According to the Texas State Historical Association, Denton adopted the Council-Manager form of government in 1914, abandoned it in 1919 just before city leaders moved a thriving middle class Black community out of present-day Quakertown park, and readopted it in 1959.
In the past decade, Denton has abandoned the Council-Manager form of government without a voter referendum.
Government works when it serves the most people, but Denton serves the will of a few.
According to the National League of Cities, Council-Manager government combines political leadership of elected council members with the management experience of a city manager. The Council-Manager system provides checks and balances between legislative decisions representing the will of the people and executive action carrying out council’s directives.
This form of government is also known as a weak mayor system, where the mayor, who creates decorum, is no more important than council members. Council-Manager is the newest and most popular American municipal government style. According to the Texas Attorney General’s office, cities adopt the Council-Manager style to minimize politically motivated decisions that can hamstring a city.

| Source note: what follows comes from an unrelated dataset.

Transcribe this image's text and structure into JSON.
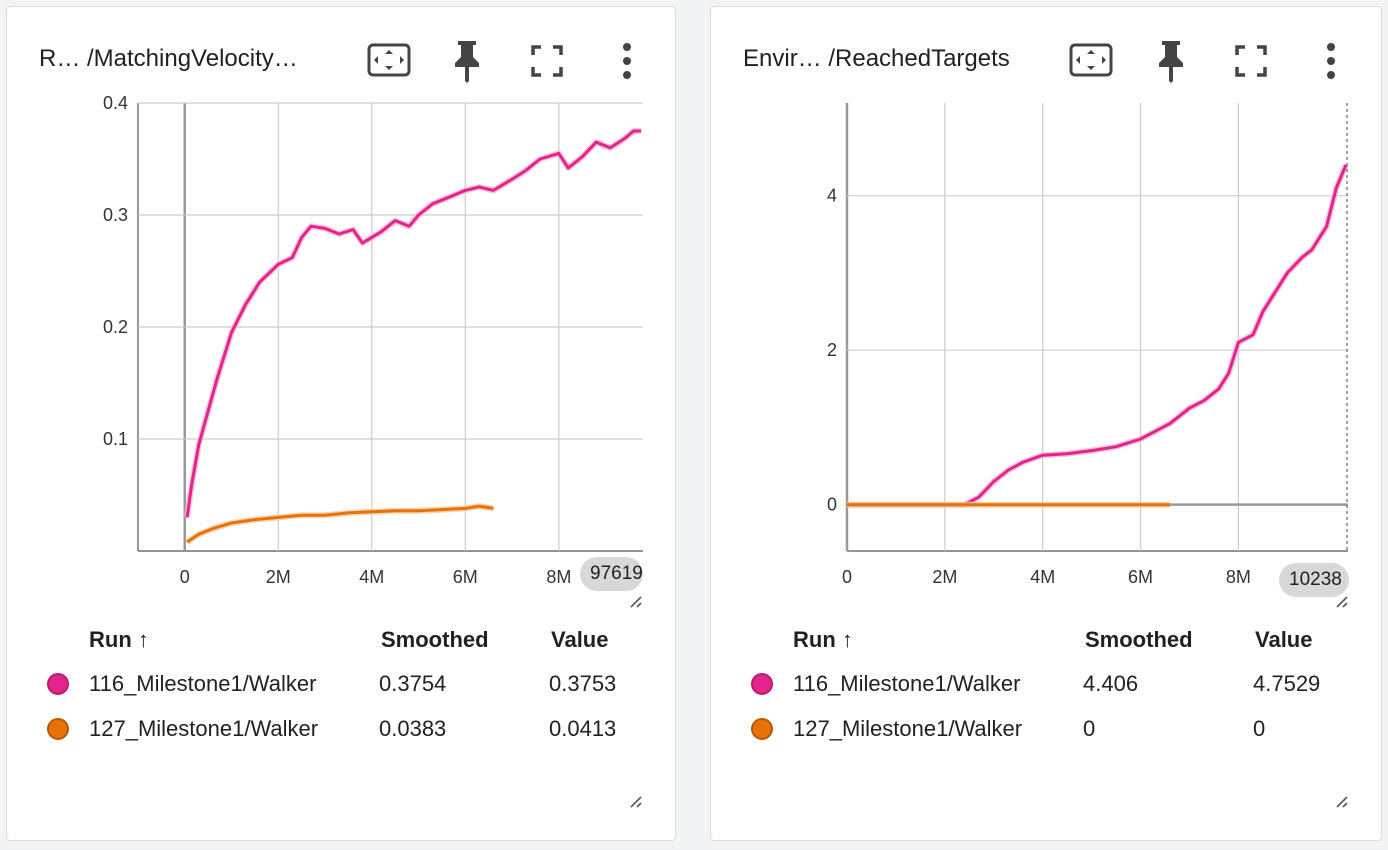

Mayor-Council, or strong mayor government, features an elected, full-time, paid mayor with a large staff. Strong mayors have broader decision-making power and fewer checks and balances. New York, Houston and Minneapolis are strong mayor cities.
In Council-Manager government, management reports to council — but not in Denton. Over a decade ago, Denton’s city manager, who was ultimately forced out, began making policy decisions. Staff size and salaries simultaneously increased faster than other Texas cities. Our latest city manager, who departed abruptly earlier this year, made policy decisions that should have been made by council, like making pie charts of council members who consume the most city staff time. Not surprisingly in a misogynistic environment, council’s two women came under fire for asking too many questions. In Council-Manager government, the full council sets weekly agenda items. Who sets the agenda in Denton?
The city attorney’s role in Council-Manager government is to provide legal advice to council and other city officials, and to defend the city in lawsuits. Denton’s city attorney appears to provide legal advice to the city manager and the mayor, but not to council. Legal representation for Denton is done by outside law firms at taxpayer expense. Denton’s staff has seven full-time lawyers; Plano, which is 51% larger than Denton, has six full-time lawyers.
Denton isn’t transparent. The city attorney frequently cites confidentiality as a reason to not share information. President James Madison believed government without information, or the ability to obtain it, is prologue to a farce or a tragedy, or both. But City Attorney Aaron Leal expects council members to keep everything confidential, which is secrecy, the opposite of transparency.
If city leaders believe a Mayor-Council government is best, this must be taken to voters in a referendum; a majority vote is the only way Denton can abandon the Council-Manager government style.
The city manager and attorney shouldn’t participate in council meetings; they shouldn’t sit on the dais when council returns to in-person meetings. Everyone should understand that the mayor’s vote is no more important than other council members.
Denton must return to the Council-Manager government it abandoned over a decade ago.